Four days removed from a season-defining win against No. 1 Michigan State, the Buckeyes (14-4, 5-0) came out a little flat and trailed shorthanded Maryland (14-5, 3-3) by seven points with 10:16 to play in the first half when coach Chris Holtmann called a timeout.
“What I can say publicly is, we’ve got to play harder,” Holtmann said of his message. “We’ve got to act like we care a little bit on the defensive end. We had some really poor missed assignments, and we really lacked some attention to detail.
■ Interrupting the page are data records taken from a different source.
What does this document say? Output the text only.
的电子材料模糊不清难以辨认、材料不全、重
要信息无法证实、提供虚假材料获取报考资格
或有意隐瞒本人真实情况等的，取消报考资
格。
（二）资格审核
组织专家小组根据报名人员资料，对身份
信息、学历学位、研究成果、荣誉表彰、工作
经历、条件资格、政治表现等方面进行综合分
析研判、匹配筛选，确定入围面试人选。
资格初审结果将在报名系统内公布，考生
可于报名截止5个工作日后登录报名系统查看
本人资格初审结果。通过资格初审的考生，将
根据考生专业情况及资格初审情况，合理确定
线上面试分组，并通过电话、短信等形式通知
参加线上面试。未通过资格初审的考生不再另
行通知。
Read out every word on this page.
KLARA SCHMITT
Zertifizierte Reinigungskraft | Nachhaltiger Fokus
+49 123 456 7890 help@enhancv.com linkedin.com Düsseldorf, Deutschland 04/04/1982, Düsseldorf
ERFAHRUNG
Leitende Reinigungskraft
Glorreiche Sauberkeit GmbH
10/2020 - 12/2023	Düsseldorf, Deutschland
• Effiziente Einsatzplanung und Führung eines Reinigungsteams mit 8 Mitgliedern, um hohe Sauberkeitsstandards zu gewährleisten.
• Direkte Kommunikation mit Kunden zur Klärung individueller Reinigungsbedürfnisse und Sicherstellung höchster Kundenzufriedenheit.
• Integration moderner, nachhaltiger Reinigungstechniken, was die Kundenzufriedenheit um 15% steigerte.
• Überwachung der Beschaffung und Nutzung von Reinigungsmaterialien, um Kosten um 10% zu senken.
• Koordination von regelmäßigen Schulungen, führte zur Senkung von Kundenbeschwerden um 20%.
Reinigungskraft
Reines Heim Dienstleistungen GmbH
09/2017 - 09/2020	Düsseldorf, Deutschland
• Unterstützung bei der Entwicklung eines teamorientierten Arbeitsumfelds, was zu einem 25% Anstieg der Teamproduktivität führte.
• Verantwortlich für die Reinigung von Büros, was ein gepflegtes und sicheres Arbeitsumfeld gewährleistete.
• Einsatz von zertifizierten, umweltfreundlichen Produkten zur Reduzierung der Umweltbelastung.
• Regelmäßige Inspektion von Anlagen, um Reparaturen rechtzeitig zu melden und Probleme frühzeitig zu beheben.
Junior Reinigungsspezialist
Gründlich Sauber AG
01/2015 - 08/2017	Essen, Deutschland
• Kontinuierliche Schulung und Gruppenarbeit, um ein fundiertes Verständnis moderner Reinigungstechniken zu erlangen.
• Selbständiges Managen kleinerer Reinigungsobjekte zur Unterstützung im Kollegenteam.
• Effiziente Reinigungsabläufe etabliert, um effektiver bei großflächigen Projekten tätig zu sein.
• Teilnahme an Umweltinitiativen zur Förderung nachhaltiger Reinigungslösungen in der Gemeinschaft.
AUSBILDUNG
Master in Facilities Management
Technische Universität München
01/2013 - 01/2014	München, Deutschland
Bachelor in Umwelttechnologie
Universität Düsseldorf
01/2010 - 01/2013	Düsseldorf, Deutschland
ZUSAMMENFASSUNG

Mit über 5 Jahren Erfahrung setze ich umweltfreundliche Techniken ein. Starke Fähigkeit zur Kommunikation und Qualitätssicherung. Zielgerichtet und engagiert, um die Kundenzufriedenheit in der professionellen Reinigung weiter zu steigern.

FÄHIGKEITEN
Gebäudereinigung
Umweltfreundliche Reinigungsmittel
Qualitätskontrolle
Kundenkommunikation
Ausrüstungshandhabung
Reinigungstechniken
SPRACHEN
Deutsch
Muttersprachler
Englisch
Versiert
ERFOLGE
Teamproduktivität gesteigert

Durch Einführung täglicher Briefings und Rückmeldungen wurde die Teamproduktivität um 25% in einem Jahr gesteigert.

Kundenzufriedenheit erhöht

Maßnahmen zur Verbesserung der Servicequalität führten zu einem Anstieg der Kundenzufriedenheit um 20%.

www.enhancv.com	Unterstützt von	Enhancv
It wasn’t all young guys; it was a combination of old and younger guys.”
After he lit into his players, the result was a 9-2 run that tied the score at 22 and prompted Maryland’s Mark Turgeon to call a timeout with 7:55 remaining in a futile attempt to stem the Buckeyes' momentum.
Ohio State scored the next six points, allowed a pair of Darryl Morsell free throws, and then scored nine straight to push the lead to 37-24.
It added up to a 24-4 run during which Maryland missed eight of nine shots and the Buckeyes scored on seven straight possessions.
“Sometimes out there you may not think you have another gear, but what coach sees on the sideline" is different, senior Jae’Sean Tate said. “I think that’s all we needed was a kick in the butt to get us going.”
Dakich was the star. During the run, he poured in all 11 points, including three three-pointers. With each basket, the volume inside the arena rose, and Dakich pounded his chest toward his family members in the stands.
“In practice, he’s one of the best shooters, but in the game, he plays his role usually, and today they sagged off him a little bit, and he made the shots he usually makes,” said junior Keita Bates-Diop, who had a game-high 26 points. “I’m not really surprised that he made those shots or he did what he did.”
Ohio State hit 17 three-pointers, its most since making 18 against LSU in a double-overtime game on Jan. 15, 2005, and the Buckeyes had 25 assists on 32 field goals.
Facing a week ahead with three road games in seven days, the Buckeyes have won five straight and nine of their past 10 while extending their best start in conference play since an 11-game winning streak to open the 2010-11 season.